On the downside, some apartments at Van Ness have fewer surface area for windows, so bedrooms use “borrowed light” from living spaces. Because the apartments are carved out of a vast open office floor, many of the apartments are long and deep, stretching from the window to the center elevators.
As a result, many apartments at 100 Van Ness have long, tunnel-like hallways with windows at the end. In one of the building’s one-bedroom units, a windowless bedroom in the middle of the layout has a semi-transparent wall to let in light from the living room.
When 100 Van Ness first opened to residents, units with windowless bedrooms were initially offered with significant discounts, but developers soon found that wasn’t necessary.
“Actually, the residents really like it because it’s very quiet,” said Forgan. “You’re away from the hustle and bustle. It can be a little darker, so if you’re sleeping there, it’s fine.”
It comes down to money
Forgan’s firm wants to stay in this business of designing conversions of offices to housing. They see the value to downtown San Francisco, and the environment. Reusing an existing building has a smaller carbon footprint than knocking it down and starting from scratch.
So why is this project one of only a handful of office-to-residential conversions in San Francisco?
Perhaps not surprisingly, it has largely to do with the high cost of housing development.
On a very basic level, there’s the cost of new plumbing and electrical. You need pipes for new kitchens and bathrooms. Then, a lot of these buildings need a seismic upgrade. Forgan says the kind of housing that would recoup costs of a conversion would be at the higher end of the market.

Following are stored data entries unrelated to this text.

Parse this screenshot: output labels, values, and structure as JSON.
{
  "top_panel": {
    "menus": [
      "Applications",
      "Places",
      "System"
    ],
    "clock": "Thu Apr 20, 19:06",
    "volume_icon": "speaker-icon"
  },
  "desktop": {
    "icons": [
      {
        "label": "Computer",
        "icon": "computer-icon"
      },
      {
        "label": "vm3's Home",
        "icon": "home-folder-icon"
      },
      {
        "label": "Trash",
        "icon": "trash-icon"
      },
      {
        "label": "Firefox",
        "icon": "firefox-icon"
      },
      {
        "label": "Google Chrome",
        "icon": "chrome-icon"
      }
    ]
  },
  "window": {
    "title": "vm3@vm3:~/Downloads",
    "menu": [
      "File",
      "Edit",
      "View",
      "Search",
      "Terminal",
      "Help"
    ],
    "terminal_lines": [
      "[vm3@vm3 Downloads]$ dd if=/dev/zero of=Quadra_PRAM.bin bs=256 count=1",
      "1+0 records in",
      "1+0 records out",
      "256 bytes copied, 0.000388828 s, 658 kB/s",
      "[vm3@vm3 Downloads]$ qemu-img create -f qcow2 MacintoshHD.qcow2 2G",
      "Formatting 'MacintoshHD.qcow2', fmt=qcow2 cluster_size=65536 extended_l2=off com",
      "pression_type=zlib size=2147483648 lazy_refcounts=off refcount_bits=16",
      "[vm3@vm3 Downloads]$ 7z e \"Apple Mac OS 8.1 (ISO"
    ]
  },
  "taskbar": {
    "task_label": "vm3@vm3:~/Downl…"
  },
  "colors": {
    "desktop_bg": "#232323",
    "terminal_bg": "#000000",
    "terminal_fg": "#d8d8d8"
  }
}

“You’ve got to buy the building and do everything to convert it. And by the time you add up those costs, the only thing that pencils [out] is more of a luxury product, especially with a building like this that has great views and a good location,” he said.
Housing developers like the Emerald Fund, which backed 100 Van Ness, say they’re interested in doing more office-to-housing conversions. The raw construction costs of converting offices could actually be done more cheaply than building a brand-new apartment tower, says Marc Babsin, president of the fund.

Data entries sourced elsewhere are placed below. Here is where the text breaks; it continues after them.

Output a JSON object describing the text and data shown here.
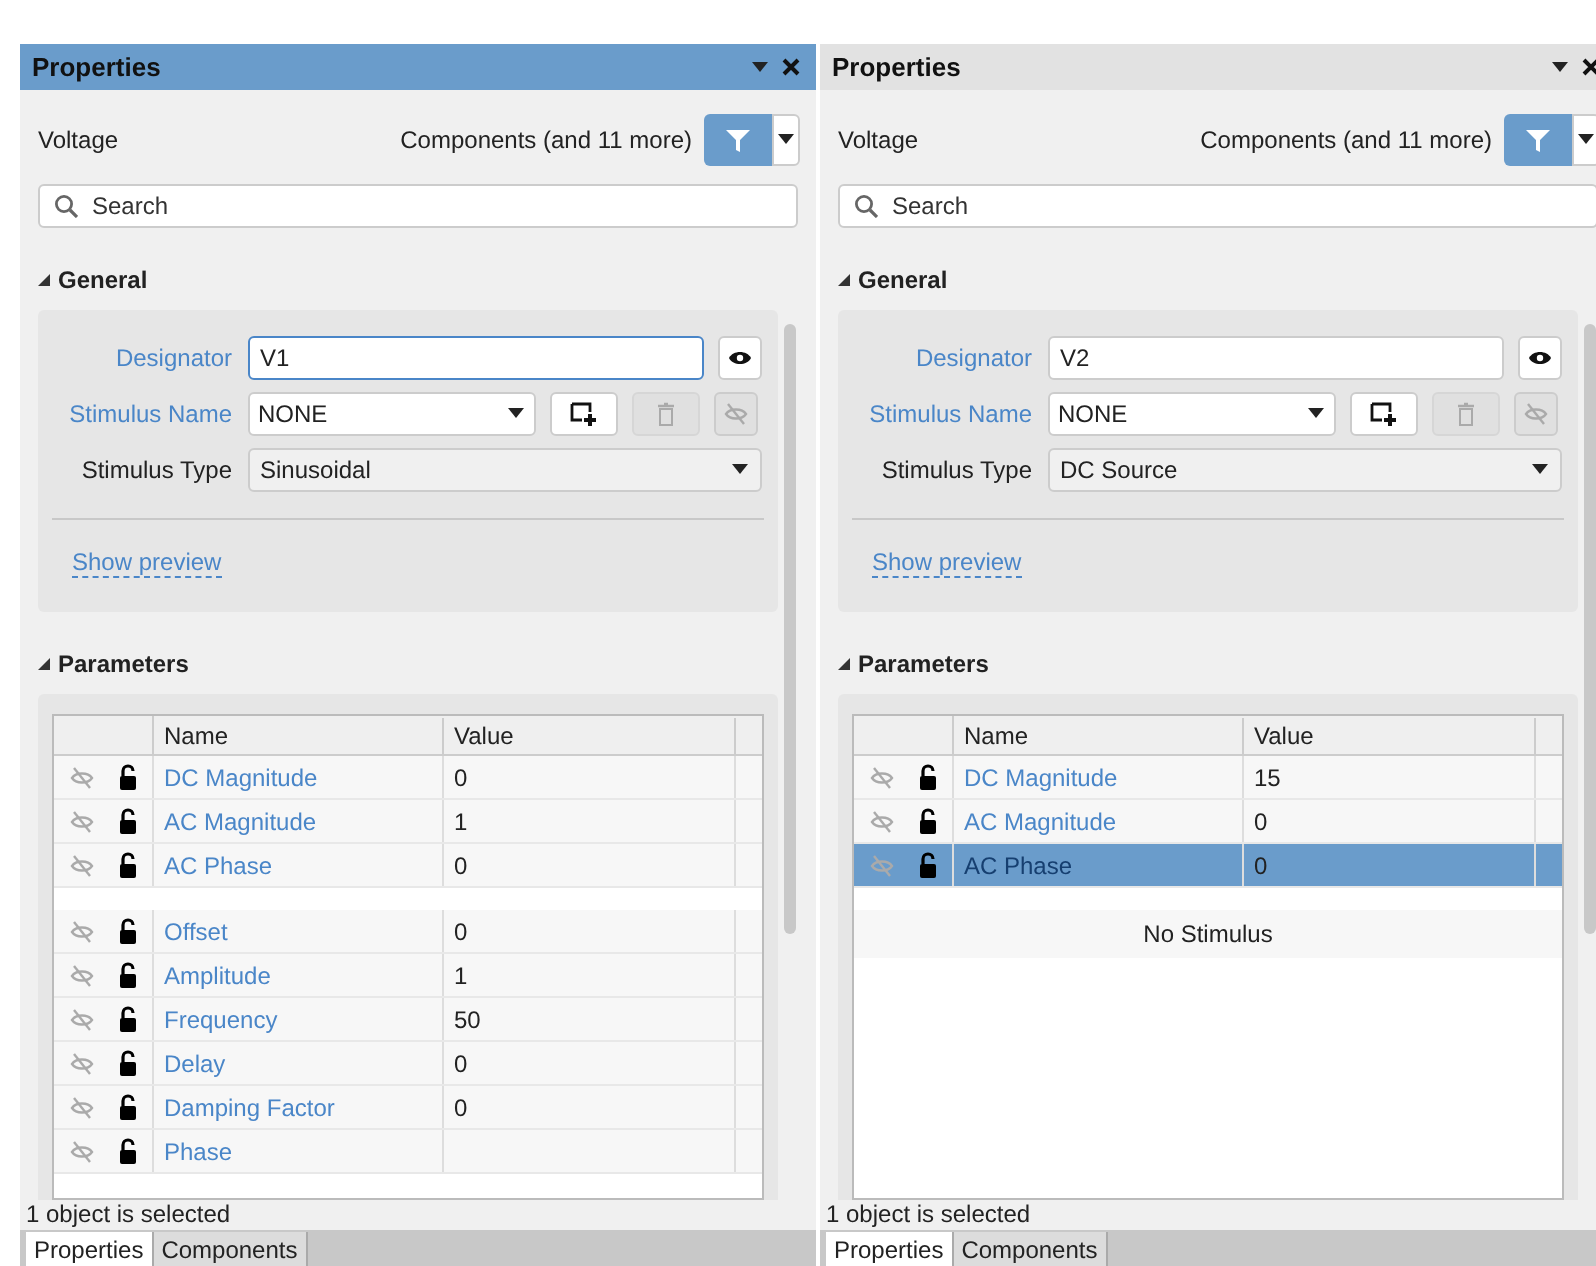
{
  "panels": [
    {
      "title": "Properties",
      "active": true,
      "object_type": "Voltage",
      "filter_label": "Components (and 11 more)",
      "search": {
        "placeholder": "Search"
      },
      "general": {
        "header": "General",
        "designator_label": "Designator",
        "designator": "V1",
        "designator_focused": true,
        "stimulus_name_label": "Stimulus Name",
        "stimulus_name": "NONE",
        "stimulus_type_label": "Stimulus Type",
        "stimulus_type": "Sinusoidal",
        "show_preview": "Show preview"
      },
      "parameters": {
        "header": "Parameters",
        "columns": [
          "Name",
          "Value"
        ],
        "groups": [
          [
            {
              "name": "DC Magnitude",
              "value": "0",
              "selected": false
            },
            {
              "name": "AC Magnitude",
              "value": "1",
              "selected": false
            },
            {
              "name": "AC Phase",
              "value": "0",
              "selected": false
            }
          ],
          [
            {
              "name": "Offset",
              "value": "0",
              "selected": false
            },
            {
              "name": "Amplitude",
              "value": "1",
              "selected": false
            },
            {
              "name": "Frequency",
              "value": "50",
              "selected": false
            },
            {
              "name": "Delay",
              "value": "0",
              "selected": false
            },
            {
              "name": "Damping Factor",
              "value": "0",
              "selected": false
            },
            {
              "name": "Phase",
              "selected": false
            }
          ]
        ]
      },
      "status": "1 object is selected",
      "tabs": [
        {
          "label": "Properties",
          "selected": true
        },
        {
          "label": "Components",
          "selected": false
        }
      ]
    },
    {
      "title": "Properties",
      "active": false,
      "object_type": "Voltage",
      "filter_label": "Components (and 11 more)",
      "search": {
        "placeholder": "Search"
      },
      "general": {
        "header": "General",
        "designator_label": "Designator",
        "designator": "V2",
        "designator_focused": false,
        "stimulus_name_label": "Stimulus Name",
        "stimulus_name": "NONE",
        "stimulus_type_label": "Stimulus Type",
        "stimulus_type": "DC Source",
        "show_preview": "Show preview"
      },
      "parameters": {
        "header": "Parameters",
        "columns": [
          "Name",
          "Value"
        ],
        "groups": [
          [
            {
              "name": "DC Magnitude",
              "value": "15",
              "selected": false
            },
            {
              "name": "AC Magnitude",
              "value": "0",
              "selected": false
            },
            {
              "name": "AC Phase",
              "value": "0",
              "selected": true
            }
          ]
        ],
        "empty_message": "No Stimulus"
      },
      "status": "1 object is selected",
      "tabs": [
        {
          "label": "Properties",
          "selected": true
        },
        {
          "label": "Components",
          "selected": false
        }
      ]
    }
  ]
}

Babsin says they’ve looked at four office buildings to convert recently, but so far, no new project has made sense cost-wise.
“We continue to look. We think this is a great idea from a public policy perspective. We do need to save our downtowns and this is a great way to do that, to bring people onto the street,” said Babsin. “It’s a great way to produce housing that is currently not being produced.”
Public policy experts at the San Francisco Bay Area Planning and Urban Research Association (SPUR) agree that the hefty costs of development can make such a project a nonstarter.
Sujata Srivastava, San Francisco director at SPUR, explained a few of the financial burdens that give housing developers pause:
- City fees that support public projects like child care programs and transportation, which can add up to millions of dollars.
- Transfer and property taxes.
- Reduced revenue potential, because San Francisco requires a certain number of units be affordable to lower-income tenants.
- Construction costs, which are very expensive right now.
“It doesn’t really make any financial sense to do conversions under the current costs that we have in San Francisco,” said Srivastava, adding that housing development is even less likely because rents are also down since before the pandemic. “The math just doesn’t really work.”
A recent SPUR report suggests city lawmakers need to make major changes if they want to jump-start these conversions.